D'autre part, des réseaux d'accueil sont organisés sur la route de Jérusalem où les moines franciscains s'installent à la fin du XIIIe siècle. Soldats et pélerins ne sont pas les seuls à faire le voyage en Orient. On trouve de grands personnages, ambassadeurs et diplomates qui représentent leurs souverains. Ils voyagent en grand équipage, sont accompagnés d'une suite nombreuse et d'interprètes - les truchements - comme le Juif Isaac envoyé en 801 par Charlemagne auprès du sultan Haroun al-Rashid. Jusqu'au VIIIe siècle, des envoyés permanents, les apocrisiaires, représentent le pape auprès de l'empereur de Byzance, remplacés aux siècles suivants par des clercs, légats du Siège apostolique. Le voyage peut être aussi une activité professionnelle.
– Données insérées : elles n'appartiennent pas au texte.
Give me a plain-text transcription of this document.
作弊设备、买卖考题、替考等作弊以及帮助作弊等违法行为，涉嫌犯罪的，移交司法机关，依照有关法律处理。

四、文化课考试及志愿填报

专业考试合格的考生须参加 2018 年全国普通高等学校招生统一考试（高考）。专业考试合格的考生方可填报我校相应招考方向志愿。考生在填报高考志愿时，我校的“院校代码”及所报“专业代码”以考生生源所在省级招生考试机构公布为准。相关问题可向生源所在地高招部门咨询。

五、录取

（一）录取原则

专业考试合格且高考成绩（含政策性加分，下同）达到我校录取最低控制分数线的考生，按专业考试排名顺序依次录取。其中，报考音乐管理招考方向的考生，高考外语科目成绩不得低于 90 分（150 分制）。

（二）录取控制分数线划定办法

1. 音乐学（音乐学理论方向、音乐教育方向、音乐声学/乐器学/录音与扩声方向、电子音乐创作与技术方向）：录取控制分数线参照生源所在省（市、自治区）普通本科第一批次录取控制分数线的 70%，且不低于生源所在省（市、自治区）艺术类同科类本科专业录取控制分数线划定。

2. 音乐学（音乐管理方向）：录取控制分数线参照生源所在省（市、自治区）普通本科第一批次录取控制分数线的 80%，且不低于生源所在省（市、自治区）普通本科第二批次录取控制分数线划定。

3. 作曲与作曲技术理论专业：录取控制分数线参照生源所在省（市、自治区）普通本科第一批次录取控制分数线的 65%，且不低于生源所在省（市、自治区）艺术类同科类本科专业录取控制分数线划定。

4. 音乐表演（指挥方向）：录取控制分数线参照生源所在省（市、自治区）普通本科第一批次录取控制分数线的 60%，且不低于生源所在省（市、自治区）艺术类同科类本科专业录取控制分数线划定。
Plusieurs Etats disposent d'un service postal et envoient des émissaires d'une région, d'un pays à l'autre. L'Empire byzantin - jusqu'à la fin du XIe siècle - mais aussi le monde arabo-musulman, la Chine - dès le IIIe siècle avant Jésus-Christ - l'Inde connaissent ce type d'organisation. Le courrier est acheminé à dos de chameau, de mulet ou grâce à des pigeons voyageurs et des bateaux-poste. En Occident, des marchands se regroupent au XIIIe siècle en Italie pour payer des courriers collectifs vers les foires de Champagne et au XIVe, les papes établissent également un service de courriers.

Si le Moyen Age est un monde stable parce qu'essentiellement rural, attaché à son terroir, appréhendant d'affronter un Ailleurs inconnu et hostile, il n'en demeure pas moins que les déplacements sont nombreux et que le mouvement est une composante de l'époque médiévale. Marchands, soldats et pèlerins parcourent souvent de grandes distances, pour des causes économiques, militaires ou religieuses. Voyager pour le plaisir ou pour fuir une réalité décevante - notion toute moderne - est un concept inconnu au Moyen Age. Néanmoins, on peut penser que c'est la découverte progressive du monde grâce aux voyageurs de tous ordres, ceux qui ont laissé un témoignage comme les plus obscurs, qui a permis aux hommes de la Renaissance de partir à la recherche de mondes nouveaux.